Saturday, May 28, 2005

Oil prices continue to rise despite peak output and new pipelines
Oil up $5 a barrel in the last week

By Paul Cochrane
Daily Star staff
Saturday, May 28, 2005

Oil prices continue to rise despite peak output and new pipelines


BEIRUT: Oil hit $51.90 a barrel in midday trading yesterday, up $5 from the same time last week. Oil is once again heading skyward despite OPEC pumping almost flat out and the opening of a new pipeline linking Central Asia with Europe this week that should create an alternative supply of oil for the West. What is driving this latest spike? The first and obvious reason is that demand is still exceeding supply, particularly in the booming markets of the Far East. Second, the U.S. driving season is looming, with a long summer ahead and plenty of SUVs on the roads guzzling gas.

But is this week's rise a blip or are prices likely to continue to soar to April's peak of $58, or even surpass it?

The overall opinion of oil industry experts in a recent Deutsche Bank report was, hold onto your seats, oil will rise again. These claims seemed spot-on this week when oil started to climb amid speculation the European Union could slap sanctions on Iran unless the Islamic Republic suspends its nuclear program.

But by Thursday, the potential nightmare of sanctions on OPEC's second largest oil producer was scuttled by the U.S. lifting objections to Iran applying for WTO membership. Nevertheless, oil continues to rise.
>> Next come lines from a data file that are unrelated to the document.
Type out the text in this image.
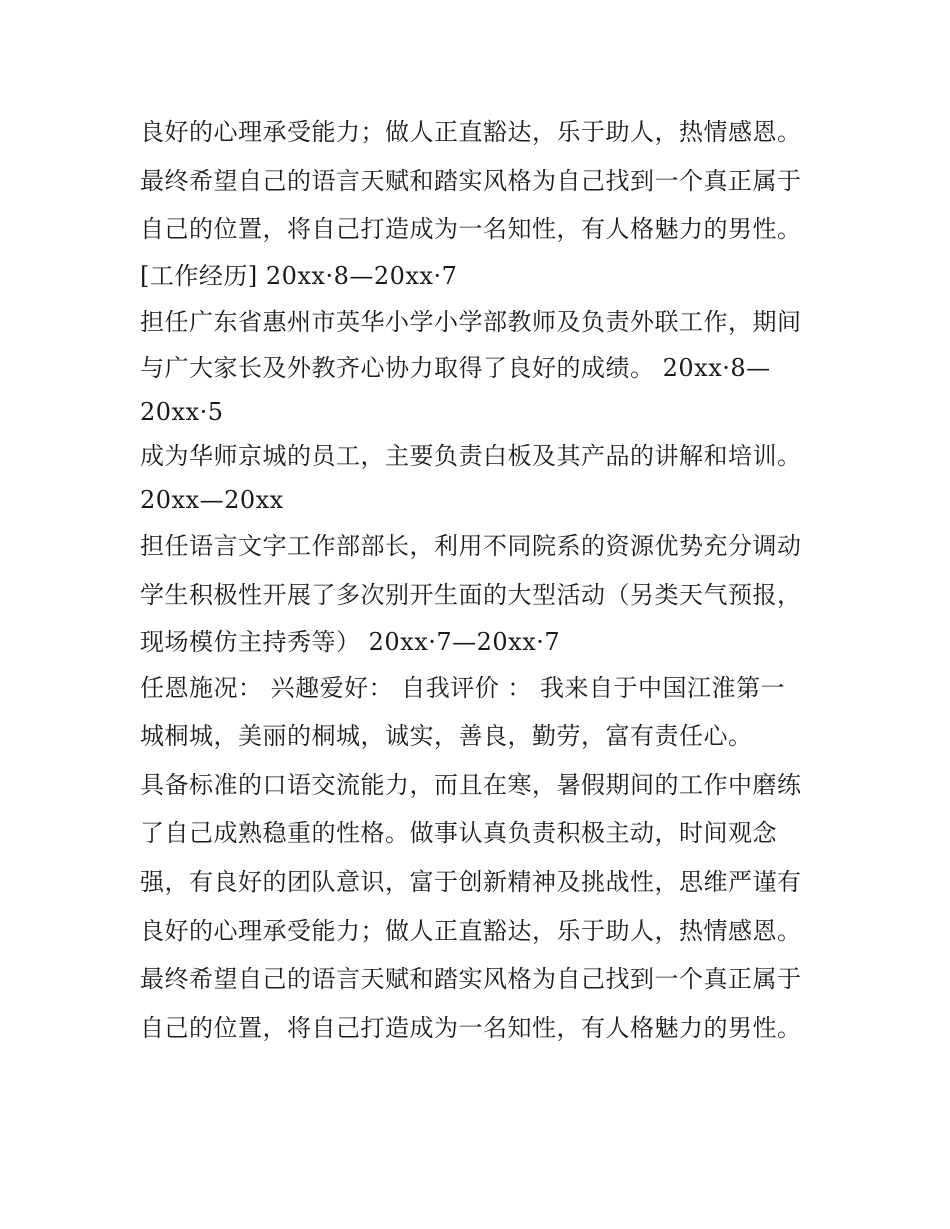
良好的心理承受能力；做人正直豁达，乐于助人，热情感恩。
最终希望自己的语言天赋和踏实风格为自己找到一个真正属于
自己的位置，将自己打造成为一名知性，有人格魅力的男性。
[工作经历] 20xx·8—20xx·7
担任广东省惠州市英华小学小学部教师及负责外联工作，期间
与广大家长及外教齐心协力取得了良好的成绩。 20xx·8—
20xx·5
成为华师京城的员工，主要负责白板及其产品的讲解和培训。
20xx—20xx
担任语言文字工作部部长，利用不同院系的资源优势充分调动
学生积极性开展了多次别开生面的大型活动（另类天气预报，
现场模仿主持秀等） 20xx·7—20xx·7
任恩施况： 兴趣爱好： 自我评价 ： 我来自于中国江淮第一
城桐城，美丽的桐城，诚实，善良，勤劳，富有责任心。
具备标准的口语交流能力，而且在寒，暑假期间的工作中磨练
了自己成熟稳重的性格。做事认真负责积极主动，时间观念
强，有良好的团队意识，富于创新精神及挑战性，思维严谨有
良好的心理承受能力；做人正直豁达，乐于助人，热情感恩。
最终希望自己的语言天赋和踏实风格为自己找到一个真正属于
自己的位置，将自己打造成为一名知性，有人格魅力的男性。
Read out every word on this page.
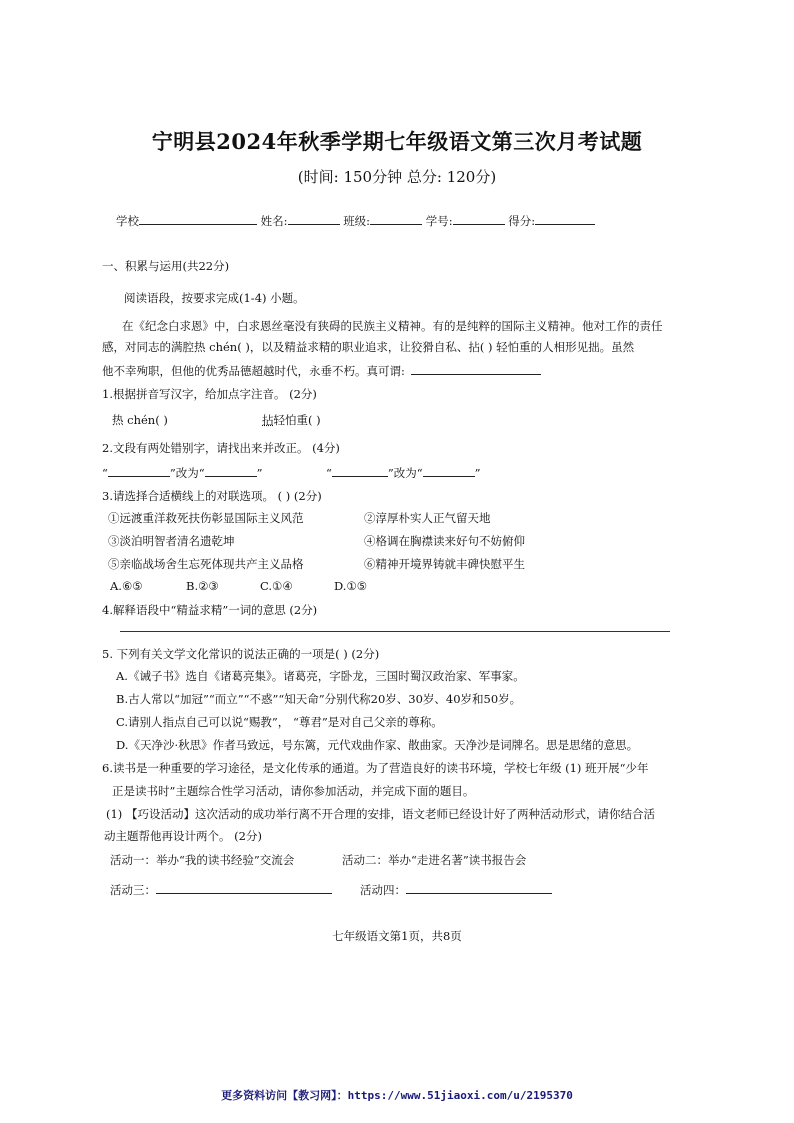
宁明县2024年秋季学期七年级语文第三次月考试题
(时间: 150分钟 总分: 120分)
学校	姓名:	班级:	学号:	得分:
一、积累与运用(共22分)
阅读语段，按要求完成(1-4) 小题。
在《纪念白求恩》中，白求恩丝毫没有狭碍的民族主义精神。有的是纯粹的国际主义精神。他对工作的责任
感，对同志的满腔热 chén( )，以及精益求精的职业追求，让狡猾自私、拈( ) 轻怕重的人相形见拙。虽然
他不幸殉职，但他的优秀品德超越时代，永垂不朽。真可谓:
1.根据拼音写汉字，给加点字注音。 (2分)
热 chén( )	拈轻怕重( )
2.文段有两处错别字，请找出来并改正。 (4分)
“	”改为“	”	“	”改为“	”
3.请选择合适横线上的对联选项。 ( ) (2分)
①远渡重洋救死扶伤彰显国际主义风范	②淳厚朴实人正气留天地
③淡泊明智者清名遗乾坤	④格调在胸襟读来好句不妨俯仰
⑤亲临战场舍生忘死体现共产主义品格	⑥精神开境界铸就丰碑快慰平生
A.⑥⑤	B.②③	C.①④	D.①⑤
4.解释语段中“精益求精”一词的意思 (2分)
5. 下列有关文学文化常识的说法正确的一项是( ) (2分)
A.《诫子书》选自《诸葛亮集》。诸葛亮，字卧龙，三国时蜀汉政治家、军事家。
B.古人常以“加冠”“而立”“不惑”“知天命”分别代称20岁、30岁、40岁和50岁。
C.请别人指点自己可以说“赐教”， “尊君”是对自己父亲的尊称。
D.《天净沙·秋思》作者马致远，号东篱，元代戏曲作家、散曲家。天净沙是词牌名。思是思绪的意思。
6.读书是一种重要的学习途径，是文化传承的通道。为了营造良好的读书环境，学校七年级 (1) 班开展“少年
正是读书时”主题综合性学习活动，请你参加活动，并完成下面的题目。
(1) 【巧设活动】这次活动的成功举行离不开合理的安排，语文老师已经设计好了两种活动形式，请你结合活
动主题帮他再设计两个。 (2分)
活动一：举办“我的读书经验”交流会	活动二：举办“走进名著”读书报告会
活动三：	活动四：
七年级语文第1页，共8页
更多资料访问【教习网】：https://www.51jiaoxi.com/u/2195370
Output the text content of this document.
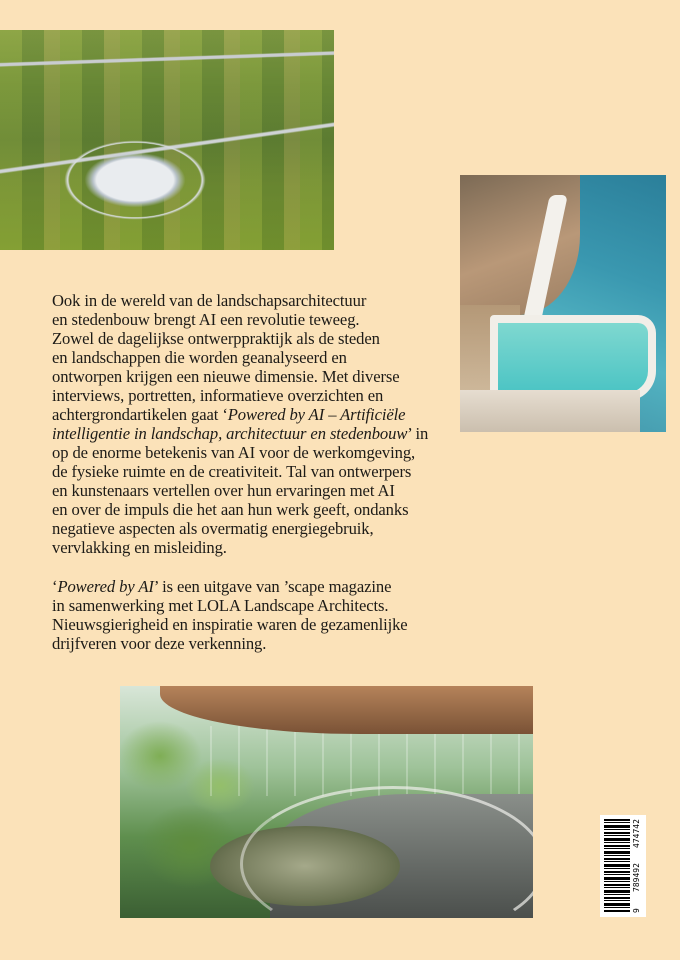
Ook in de wereld van de landschapsarchitectuur
en stedenbouw brengt AI een revolutie teweeg.
Zowel de dagelijkse ontwerppraktijk als de steden
en landschappen die worden geanalyseerd en
ontworpen krijgen een nieuwe dimensie. Met diverse
interviews, portretten, informatieve overzichten en
achtergrondartikelen gaat ‘Powered by AI – Artificiële
intelligentie in landschap, architectuur en stedenbouw’ in
op de enorme betekenis van AI voor de werkomgeving,
de fysieke ruimte en de creativiteit. Tal van ontwerpers
en kunstenaars vertellen over hun ervaringen met AI
en over de impuls die het aan hun werk geeft, ondanks
negatieve aspecten als overmatig energiegebruik,
vervlakking en misleiding.

‘Powered by AI’ is een uitgave van ’scape magazine
in samenwerking met LOLA Landscape Architects.
Nieuwsgierigheid en inspiratie waren de gezamenlijke
drijfveren voor deze verkenning.

9
789492
474742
Some analysts believe that if prices continue to push upwards and get into the heart-attack-potential $70 to $80 price band, demand will fall and prices will return to less eyebrow raising prices. On the other hand, others dismiss such predictions, believing oil prices will continue to rise precisely because demand is more likely to increase than diminish. To others analysts a major concern is an often overlooked aspect of oil supply transportation. Many oil companies have expansion and higher production output in mind, but with a backlog for oil tankers in the dockyards of South Korea and Vietnam, it might be years before the quantities of oil needed will get from A to B.

What could cause the price of oil to go down?

The significance of the U.S.-backed Baku-Tbilisi-Ceyhan pipeline is that it undercuts Russia's longtime grip on Central Asia's vast energy sources, and OPEC's quotas. What's more, Central Asia is awash with light crude which is far easier to refine and get to the gas station than OPEC heavyweight Saudi Arabian heavy crude.

But the pipeline will only ship 1 million bpd to Turkey's Mediterranean coast, only around 1 percent of global oil production. Equally, a planned $880 million trans-Balkan pipeline that intends to bypass the Bosphorous straits bottleneck, announced yesterday, will not become operational until late 2008 or early 2009. By then, that extra output may have only a minimal effect on oil prices.

In the near future, a lot will depend on whether OPEC is able to adequately build global stockpiles in time for the high demand winter season. But most OPEC ministers have said they do not see a need to change output policy when the cartel meets in Vienna next month. The most realistic bet seems the oft-quoted cardiac arrest-inducing prediction of $70 to $80 a barrel.